Le chatbot aurait répondu qu’une fusillade avec trois victimes ou plus « ferait très certainement l’objet d’une couverture médiatique nationale ». Enfin, il aurait demandé à quelle heure les locaux du syndicat étudiant de l’université accueillaient le plus de monde.
« La Floride montre la voie en matière de lutte contre l’utilisation de l’IA dans le cadre d’activités criminelles, et si ChatGPT était une personne, elle serait poursuivie pour meurtre », affirme le procureur général de l’État James Uthmeier dans son communiqué :
« Cette enquête pénale permettra de déterminer si OpenAI engage sa responsabilité pénale pour les agissements de ChatGPT lors de la fusillade survenue l’année dernière à l’université d’État de Floride. »
« Ce n’est pas parce qu’il s’agit d’un chatbot basé sur l’IA qu’il n’y a pas de responsabilité pénale », a-t-il déclaré lors de sa conférence de presse sur le sujet, selon Politico :
« Nous allons donc examiner qui savait quoi, qui a conçu quoi, ou qui aurait dû agir. Et s’il apparaît clairement que certaines personnes savaient que ce genre de comportements dangereux pouvait se produire, que ce genre d’événements tragiques et malheureux pouvait se produire, et qu’elles ont néanmoins privilégié le profit, qu’elles ont néanmoins laissé cette entreprise poursuivre ses activités, alors ces personnes devront rendre des comptes. »
De potentielles responsabilités pénales pour des responsables de l’entreprise
Pour l’enquête, son équipe a demandé à OpenAI de lui fournir de multiples informations sur les sécurités mises en place sur son chatbot concernant ce genre d’événement. Ainsi, l’entreprise doit notamment leur fournir toutes les informations sur les mesures internes concernant les menaces proférées par des utilisateurs à l’encontre d’autrui, à l’encontre d’eux-mêmes et concernant la coopération de l’entreprise avec la police pour signaler des crimes (au passé, futur ou présent).
Le procureur général demande aussi à l’entreprise de lui fournir un organigramme de ses responsables ainsi que la liste de tous les employés travaillant sur ChatGPT lors de différentes dates clés pour l’enquête.
Lors de sa conférence de presse, James Uthmeier a expliqué que l’éventuelle responsabilité pénale contre une entreprise constituerait une première dans le domaine juridique, rapporte le New York Times.
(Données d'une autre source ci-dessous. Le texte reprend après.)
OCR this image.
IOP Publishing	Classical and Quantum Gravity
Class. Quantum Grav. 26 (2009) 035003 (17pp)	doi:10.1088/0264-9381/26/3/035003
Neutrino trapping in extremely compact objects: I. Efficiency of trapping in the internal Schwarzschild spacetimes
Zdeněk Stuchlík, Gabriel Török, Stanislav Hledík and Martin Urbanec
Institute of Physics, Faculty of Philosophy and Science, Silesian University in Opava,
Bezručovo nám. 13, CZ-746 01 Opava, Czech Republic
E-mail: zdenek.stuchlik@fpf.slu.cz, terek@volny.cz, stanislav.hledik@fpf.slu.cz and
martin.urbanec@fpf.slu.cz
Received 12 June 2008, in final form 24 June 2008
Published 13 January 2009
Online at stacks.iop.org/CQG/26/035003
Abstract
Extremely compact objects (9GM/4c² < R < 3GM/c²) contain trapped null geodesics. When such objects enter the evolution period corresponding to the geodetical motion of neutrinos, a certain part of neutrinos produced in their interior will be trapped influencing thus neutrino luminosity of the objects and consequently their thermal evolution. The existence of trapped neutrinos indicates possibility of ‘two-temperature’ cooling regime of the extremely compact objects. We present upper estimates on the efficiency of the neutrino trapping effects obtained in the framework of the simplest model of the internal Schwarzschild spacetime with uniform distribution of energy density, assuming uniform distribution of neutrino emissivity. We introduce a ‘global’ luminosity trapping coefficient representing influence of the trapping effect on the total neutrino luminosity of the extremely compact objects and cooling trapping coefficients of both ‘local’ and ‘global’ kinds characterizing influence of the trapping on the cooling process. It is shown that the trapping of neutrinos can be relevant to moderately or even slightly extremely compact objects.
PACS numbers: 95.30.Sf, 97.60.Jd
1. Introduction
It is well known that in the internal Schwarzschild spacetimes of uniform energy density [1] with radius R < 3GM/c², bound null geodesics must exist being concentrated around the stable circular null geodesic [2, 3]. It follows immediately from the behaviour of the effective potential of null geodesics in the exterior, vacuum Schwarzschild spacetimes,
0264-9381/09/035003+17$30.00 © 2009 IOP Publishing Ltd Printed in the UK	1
Mais il ne s’interdit pas de viser des personnes physiques liées à l’entreprise lors de son enquête : « des êtres humains auraient pu intervenir dans la conception, la gestion et le fonctionnement » de ChatGPT, au point où cela pourrait « engager leur responsabilité pénale ».
« La fusillade de masse qui s’est produite l’année dernière à l’université d’État de Floride a été une tragédie, mais ChatGPT n’est pas responsable de ce crime odieux », indique le communiqué d’OpenAI sur le sujet transmis au New York Times.
« Dans ce cas précis, ChatGPT a fourni des réponses factuelles à des questions en s’appuyant sur des informations largement disponibles dans des sources publiques sur Internet, et n’a ni encouragé ni favorisé aucune activité illégale ou préjudiciable », ajoute l’entreprise.